Genius is one per cent inspiration and ninety-nine per cent perspiration (Schweiß). -Thomas Edison


Wordplay is a play on words. Words that have two meanings or different words that sound (klingen) the same are used in an amusing way.


A bicycle can’t stand on its own because it is two-tired.




Question: What do aliens (außerirdische Wesen) eat on Sundays?

Answer: Unidentified frying objects.


Question: Why do aliens often spill (verschütten) their tea?

Answer: Because they have flying saucers (Untertassen).

First things first

Three aliens have decided to go to Earth. They have agreed to see a unicorn (Einhorn) and the Loch Ness monster first.


Question: Why didn’t the aliens enjoy the welcoming party in Arizona?

Answer: They felt it had no atmosphere.


Americans in Paris

Two American tourists are touring Europe. On Sunday morning they enter a cathedral in Paris to attend the service (Gottesdienst). The trouble is, they don’t understand French. One of them has an idea, and he suggests (schlägt vor), “We look at the man in front of us, and whatever he does, we’ll do.“

His friend agrees, and all goes well for an hour. Then, while everyone is seated, the priest says something in French, and the man siting in front of them stands up. The two Americans got up as well (ebenfalls). The French churchgoers giggle (kichern).

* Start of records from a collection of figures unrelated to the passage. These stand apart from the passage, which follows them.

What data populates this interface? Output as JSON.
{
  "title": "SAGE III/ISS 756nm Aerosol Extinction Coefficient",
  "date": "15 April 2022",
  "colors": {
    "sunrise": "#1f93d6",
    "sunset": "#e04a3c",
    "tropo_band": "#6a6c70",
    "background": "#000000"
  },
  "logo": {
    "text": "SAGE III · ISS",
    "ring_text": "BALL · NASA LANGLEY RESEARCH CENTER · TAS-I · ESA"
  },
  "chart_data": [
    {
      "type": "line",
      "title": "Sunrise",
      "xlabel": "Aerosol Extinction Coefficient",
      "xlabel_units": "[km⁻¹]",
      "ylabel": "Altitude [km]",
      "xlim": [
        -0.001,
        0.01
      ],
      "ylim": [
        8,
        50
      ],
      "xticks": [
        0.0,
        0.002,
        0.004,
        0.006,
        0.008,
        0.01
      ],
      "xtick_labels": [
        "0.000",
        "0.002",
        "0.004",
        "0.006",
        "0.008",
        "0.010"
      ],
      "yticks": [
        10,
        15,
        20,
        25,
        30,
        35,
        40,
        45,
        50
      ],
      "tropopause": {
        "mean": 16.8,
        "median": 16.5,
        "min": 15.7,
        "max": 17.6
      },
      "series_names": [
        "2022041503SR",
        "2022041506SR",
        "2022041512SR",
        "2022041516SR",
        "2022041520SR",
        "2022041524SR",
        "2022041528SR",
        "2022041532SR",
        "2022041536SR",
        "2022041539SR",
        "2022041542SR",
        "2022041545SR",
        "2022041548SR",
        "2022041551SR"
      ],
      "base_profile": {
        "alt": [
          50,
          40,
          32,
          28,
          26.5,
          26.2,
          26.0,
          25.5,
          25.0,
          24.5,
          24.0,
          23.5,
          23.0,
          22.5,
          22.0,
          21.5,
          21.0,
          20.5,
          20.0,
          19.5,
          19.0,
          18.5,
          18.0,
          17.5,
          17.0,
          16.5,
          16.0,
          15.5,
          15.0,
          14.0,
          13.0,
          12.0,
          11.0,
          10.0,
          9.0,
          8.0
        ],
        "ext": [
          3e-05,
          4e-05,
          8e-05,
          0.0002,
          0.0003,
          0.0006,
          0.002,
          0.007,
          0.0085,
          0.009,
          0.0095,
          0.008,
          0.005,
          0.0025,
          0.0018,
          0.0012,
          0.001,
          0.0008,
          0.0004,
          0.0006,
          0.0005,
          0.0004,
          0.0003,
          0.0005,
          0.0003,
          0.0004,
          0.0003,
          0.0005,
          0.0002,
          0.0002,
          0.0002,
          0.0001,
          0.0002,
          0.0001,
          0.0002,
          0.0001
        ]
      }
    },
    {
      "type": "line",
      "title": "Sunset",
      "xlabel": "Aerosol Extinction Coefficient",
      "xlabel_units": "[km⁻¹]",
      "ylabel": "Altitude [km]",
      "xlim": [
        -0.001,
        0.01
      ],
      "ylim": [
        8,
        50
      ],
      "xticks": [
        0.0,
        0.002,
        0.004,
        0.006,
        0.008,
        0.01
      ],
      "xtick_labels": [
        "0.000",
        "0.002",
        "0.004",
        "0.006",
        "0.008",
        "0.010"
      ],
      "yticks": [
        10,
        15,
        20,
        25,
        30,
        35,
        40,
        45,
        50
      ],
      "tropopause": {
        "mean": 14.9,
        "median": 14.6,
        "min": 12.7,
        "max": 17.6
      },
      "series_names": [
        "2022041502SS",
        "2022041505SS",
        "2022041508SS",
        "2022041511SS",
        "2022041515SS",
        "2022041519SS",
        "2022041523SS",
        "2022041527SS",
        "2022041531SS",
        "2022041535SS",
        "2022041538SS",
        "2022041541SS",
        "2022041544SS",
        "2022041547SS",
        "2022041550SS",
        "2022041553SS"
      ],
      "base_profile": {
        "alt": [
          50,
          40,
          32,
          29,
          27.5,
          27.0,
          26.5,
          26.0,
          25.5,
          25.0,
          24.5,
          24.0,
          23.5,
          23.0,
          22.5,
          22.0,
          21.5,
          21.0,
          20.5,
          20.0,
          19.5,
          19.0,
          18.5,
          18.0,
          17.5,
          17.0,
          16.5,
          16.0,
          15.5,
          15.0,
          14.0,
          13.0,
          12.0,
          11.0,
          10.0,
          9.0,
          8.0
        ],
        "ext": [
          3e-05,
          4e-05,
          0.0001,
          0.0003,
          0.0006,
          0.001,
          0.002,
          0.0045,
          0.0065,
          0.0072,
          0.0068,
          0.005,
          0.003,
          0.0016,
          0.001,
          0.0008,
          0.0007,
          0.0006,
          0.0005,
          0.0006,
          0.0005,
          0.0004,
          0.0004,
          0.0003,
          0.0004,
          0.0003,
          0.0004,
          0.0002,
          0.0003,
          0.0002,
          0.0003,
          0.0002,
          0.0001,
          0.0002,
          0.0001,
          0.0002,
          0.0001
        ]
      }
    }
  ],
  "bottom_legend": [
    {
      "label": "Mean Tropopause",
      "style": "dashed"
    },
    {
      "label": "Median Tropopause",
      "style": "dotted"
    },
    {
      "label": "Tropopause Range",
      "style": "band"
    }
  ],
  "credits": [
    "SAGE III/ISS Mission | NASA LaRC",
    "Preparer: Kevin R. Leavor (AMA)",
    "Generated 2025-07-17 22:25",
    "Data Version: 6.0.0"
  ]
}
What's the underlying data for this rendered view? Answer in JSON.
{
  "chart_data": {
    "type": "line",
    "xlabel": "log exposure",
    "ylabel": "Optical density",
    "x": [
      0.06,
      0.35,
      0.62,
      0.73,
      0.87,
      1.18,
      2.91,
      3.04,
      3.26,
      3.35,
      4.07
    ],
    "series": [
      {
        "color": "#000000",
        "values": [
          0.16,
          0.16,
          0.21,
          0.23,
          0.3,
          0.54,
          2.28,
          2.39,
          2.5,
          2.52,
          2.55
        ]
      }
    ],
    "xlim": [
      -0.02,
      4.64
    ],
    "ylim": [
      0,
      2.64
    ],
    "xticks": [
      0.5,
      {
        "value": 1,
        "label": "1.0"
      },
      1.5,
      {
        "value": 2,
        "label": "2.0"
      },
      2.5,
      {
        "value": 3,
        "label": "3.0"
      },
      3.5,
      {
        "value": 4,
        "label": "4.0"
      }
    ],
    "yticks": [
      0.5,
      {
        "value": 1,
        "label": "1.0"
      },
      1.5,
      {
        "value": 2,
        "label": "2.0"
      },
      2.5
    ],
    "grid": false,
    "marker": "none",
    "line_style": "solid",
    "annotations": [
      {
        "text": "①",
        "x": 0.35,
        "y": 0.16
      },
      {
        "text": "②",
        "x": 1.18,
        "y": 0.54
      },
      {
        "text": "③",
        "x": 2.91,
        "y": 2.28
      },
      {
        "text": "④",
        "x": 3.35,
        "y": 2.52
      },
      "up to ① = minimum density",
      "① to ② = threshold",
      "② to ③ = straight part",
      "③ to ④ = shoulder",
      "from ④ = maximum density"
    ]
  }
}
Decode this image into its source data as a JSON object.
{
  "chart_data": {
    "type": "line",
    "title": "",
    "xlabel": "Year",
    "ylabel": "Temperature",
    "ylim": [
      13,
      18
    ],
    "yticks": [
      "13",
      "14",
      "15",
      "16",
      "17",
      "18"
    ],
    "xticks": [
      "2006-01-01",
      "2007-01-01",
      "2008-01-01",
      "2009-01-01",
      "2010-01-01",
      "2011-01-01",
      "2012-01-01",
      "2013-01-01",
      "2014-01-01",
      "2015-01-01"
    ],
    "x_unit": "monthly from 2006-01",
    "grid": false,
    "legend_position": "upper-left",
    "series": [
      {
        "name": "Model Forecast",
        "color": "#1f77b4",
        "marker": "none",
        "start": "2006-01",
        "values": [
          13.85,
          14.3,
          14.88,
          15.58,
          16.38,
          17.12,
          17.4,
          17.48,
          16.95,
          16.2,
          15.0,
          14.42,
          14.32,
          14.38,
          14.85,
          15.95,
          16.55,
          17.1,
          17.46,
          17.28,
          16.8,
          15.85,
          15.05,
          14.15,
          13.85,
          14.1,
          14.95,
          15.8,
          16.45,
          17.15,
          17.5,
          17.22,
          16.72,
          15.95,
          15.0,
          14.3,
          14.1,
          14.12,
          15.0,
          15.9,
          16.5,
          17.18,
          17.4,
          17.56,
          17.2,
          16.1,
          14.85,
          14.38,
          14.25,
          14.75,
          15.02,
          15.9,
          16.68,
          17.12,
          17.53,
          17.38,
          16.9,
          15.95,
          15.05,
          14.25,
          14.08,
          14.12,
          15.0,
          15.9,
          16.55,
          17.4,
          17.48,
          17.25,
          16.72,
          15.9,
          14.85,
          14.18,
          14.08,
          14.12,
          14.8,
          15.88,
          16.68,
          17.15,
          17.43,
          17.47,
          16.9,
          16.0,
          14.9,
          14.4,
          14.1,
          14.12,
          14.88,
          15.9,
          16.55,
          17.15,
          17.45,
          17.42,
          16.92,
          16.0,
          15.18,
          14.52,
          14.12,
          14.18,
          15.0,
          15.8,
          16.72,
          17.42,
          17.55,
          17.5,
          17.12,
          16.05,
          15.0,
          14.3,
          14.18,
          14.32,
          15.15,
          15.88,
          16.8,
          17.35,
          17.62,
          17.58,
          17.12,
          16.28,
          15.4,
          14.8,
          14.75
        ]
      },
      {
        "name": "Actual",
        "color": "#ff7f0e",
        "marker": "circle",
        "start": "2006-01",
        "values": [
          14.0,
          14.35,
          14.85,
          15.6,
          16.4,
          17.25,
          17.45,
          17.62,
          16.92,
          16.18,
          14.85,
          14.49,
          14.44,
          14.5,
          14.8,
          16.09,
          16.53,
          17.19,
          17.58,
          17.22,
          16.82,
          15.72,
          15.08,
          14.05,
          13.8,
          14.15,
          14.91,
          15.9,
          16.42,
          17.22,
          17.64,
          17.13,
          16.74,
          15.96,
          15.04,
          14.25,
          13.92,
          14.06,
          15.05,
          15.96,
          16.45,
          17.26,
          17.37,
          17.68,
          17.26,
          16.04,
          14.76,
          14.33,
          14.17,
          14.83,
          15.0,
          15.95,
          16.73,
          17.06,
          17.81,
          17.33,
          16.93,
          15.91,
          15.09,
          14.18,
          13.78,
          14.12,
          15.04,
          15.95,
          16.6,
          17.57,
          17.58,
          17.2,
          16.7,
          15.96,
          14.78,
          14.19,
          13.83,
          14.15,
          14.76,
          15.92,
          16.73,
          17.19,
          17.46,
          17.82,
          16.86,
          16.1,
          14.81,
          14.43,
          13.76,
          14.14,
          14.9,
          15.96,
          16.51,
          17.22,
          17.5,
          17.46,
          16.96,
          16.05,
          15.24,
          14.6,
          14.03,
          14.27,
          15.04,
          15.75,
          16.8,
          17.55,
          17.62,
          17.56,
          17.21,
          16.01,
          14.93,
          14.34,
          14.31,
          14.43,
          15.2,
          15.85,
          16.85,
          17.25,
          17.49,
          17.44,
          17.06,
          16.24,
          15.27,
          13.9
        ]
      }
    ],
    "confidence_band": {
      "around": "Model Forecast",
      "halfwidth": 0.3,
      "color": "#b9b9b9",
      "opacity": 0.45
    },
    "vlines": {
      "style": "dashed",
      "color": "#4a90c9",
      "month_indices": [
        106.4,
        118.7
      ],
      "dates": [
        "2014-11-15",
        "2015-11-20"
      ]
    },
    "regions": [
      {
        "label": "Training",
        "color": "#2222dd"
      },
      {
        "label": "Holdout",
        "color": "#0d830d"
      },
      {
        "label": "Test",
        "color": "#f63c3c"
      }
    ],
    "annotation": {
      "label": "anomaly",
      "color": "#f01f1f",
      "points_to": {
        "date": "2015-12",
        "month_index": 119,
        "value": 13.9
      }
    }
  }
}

Realizing that they must have made a mistake, they ask the priest at the end of the service why everybody laughed at them. He explains, “Well, I announced (kündigte an) the baptism (Taufe) of a child and asked the father of the little girl to stand up.“

Catching thieves(Diebe)

In China they invented a machine that captures (fängt) thieves. They tested it in Wuhan, and it caught ten thieves within a day.